Since then, corporate landlords have acquired an estimated 350,000 homes, according to testimony heard by the US House financial services committee on June 28 probing affordability challenges and private equity.
In the US, institutional investors now own an estimated 350,000 houses, according to congressional testimony, and the share is increasing. (Graeme Roy/The Canadian Press)
By 2030, investors could control as much as 40 per cent of the US rental home market, according to data cited by PERE, an industry journal.
Aside from fears about deep-pocketed financiers out-competing regular people to buy homes, tenants renting from big investors have faced a slew of problems, said Madeline Bankson, a researcher with the Private Equity Stakeholder Project, a US-based advocacy group.
Poor maintenance, broken air conditioners in the sweltering US south, a lack of garbage collection, mould, exorbitant charges for late payments, and no one to respond when things break, are among the problems tenants in houses owned by large investors have reported to advocates .
“The model is: increase revenues, decrease costs,” Bankson said.
Fears of a ‘perfect storm’
Unlike average people who usually require a mortgage to purchase a home, equity investors typically buy with cash, meaning they are more insulated from rising interest rates than individuals.
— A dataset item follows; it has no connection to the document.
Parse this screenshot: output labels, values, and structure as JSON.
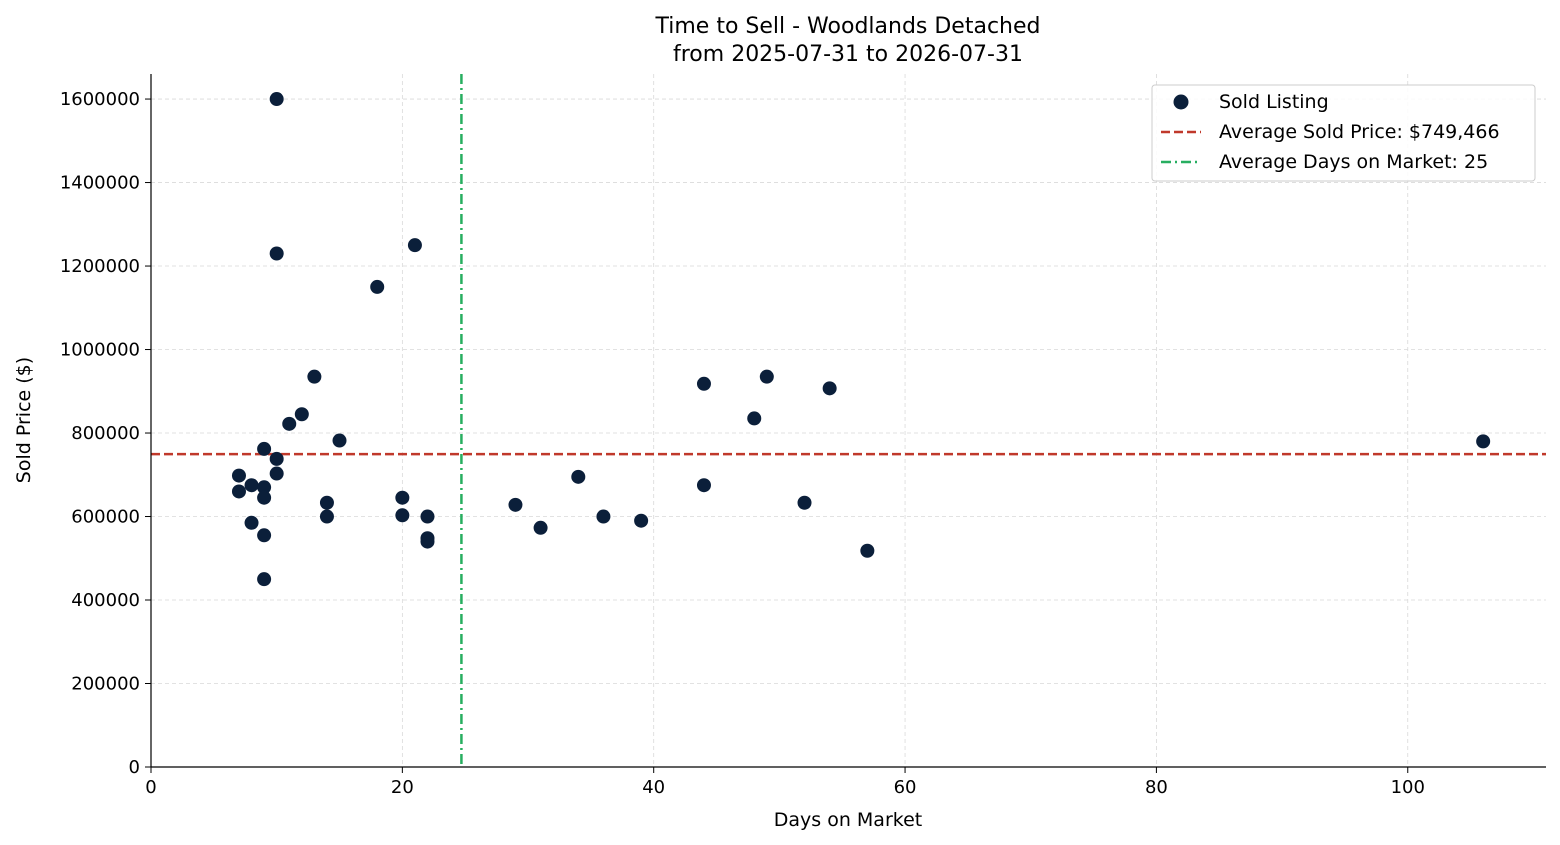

Blackstone, for instance, boasts $941 billion US under management.
ReMax’s Christopher Alexander, who closely tracks Canada’s market, worries a “perfect storm” could be on the horizon post-2024, as population growth continues and supply chain challenges hit plans for new construction.
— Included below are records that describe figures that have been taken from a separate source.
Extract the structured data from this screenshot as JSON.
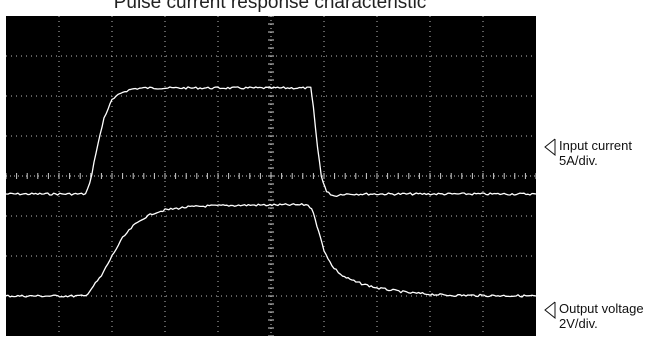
{
  "chart_data": {
    "type": "line",
    "title": "Pulse current response characteristic",
    "grid": true,
    "divisions": {
      "x": 10,
      "y": 8
    },
    "x_range_div": [
      -5,
      5
    ],
    "y_range_div": [
      -4,
      4
    ],
    "series": [
      {
        "name": "Input current",
        "scale": "5A/div.",
        "color": "#ffffff",
        "points_div": [
          [
            -5.0,
            -0.45
          ],
          [
            -3.5,
            -0.45
          ],
          [
            -3.42,
            -0.2
          ],
          [
            -3.3,
            0.6
          ],
          [
            -3.15,
            1.45
          ],
          [
            -3.0,
            1.9
          ],
          [
            -2.8,
            2.1
          ],
          [
            -2.6,
            2.18
          ],
          [
            -2.4,
            2.2
          ],
          [
            -1.0,
            2.2
          ],
          [
            0.5,
            2.2
          ],
          [
            0.75,
            2.2
          ],
          [
            0.8,
            1.7
          ],
          [
            0.88,
            0.7
          ],
          [
            0.95,
            0.0
          ],
          [
            1.05,
            -0.4
          ],
          [
            1.2,
            -0.5
          ],
          [
            1.35,
            -0.45
          ],
          [
            5.0,
            -0.45
          ]
        ]
      },
      {
        "name": "Output voltage",
        "scale": "2V/div.",
        "color": "#ffffff",
        "points_div": [
          [
            -5.0,
            -3.0
          ],
          [
            -3.5,
            -3.0
          ],
          [
            -3.2,
            -2.5
          ],
          [
            -3.0,
            -2.0
          ],
          [
            -2.8,
            -1.55
          ],
          [
            -2.6,
            -1.25
          ],
          [
            -2.4,
            -1.05
          ],
          [
            -2.2,
            -0.92
          ],
          [
            -2.0,
            -0.85
          ],
          [
            -1.6,
            -0.78
          ],
          [
            -1.2,
            -0.75
          ],
          [
            -0.5,
            -0.73
          ],
          [
            0.5,
            -0.72
          ],
          [
            0.7,
            -0.72
          ],
          [
            0.8,
            -0.9
          ],
          [
            0.9,
            -1.4
          ],
          [
            1.0,
            -1.85
          ],
          [
            1.15,
            -2.25
          ],
          [
            1.35,
            -2.5
          ],
          [
            1.6,
            -2.65
          ],
          [
            2.0,
            -2.8
          ],
          [
            2.6,
            -2.92
          ],
          [
            3.3,
            -2.98
          ],
          [
            5.0,
            -3.0
          ]
        ]
      }
    ]
  }
}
Aside from fears investment firms can out-competing regular people to buy homes, tenants renting from big investors have faced a slew of problems, according to one housing researcher. (Evan Mitsui/CBC)
The rising US dollar compared to Canada’s currency also makes Canadian housing more attractive for foreign equity investors, Alexander said.
“They see we have tight supply and no real solution to it through building; we can’t keep pace, and they see a good climate for long-term appreciation,” he said.
“Investors aren’t thinking about raising their families there; it’s much more mathematical and numbers focused. If you are buying a home to live in, it’s emotional.”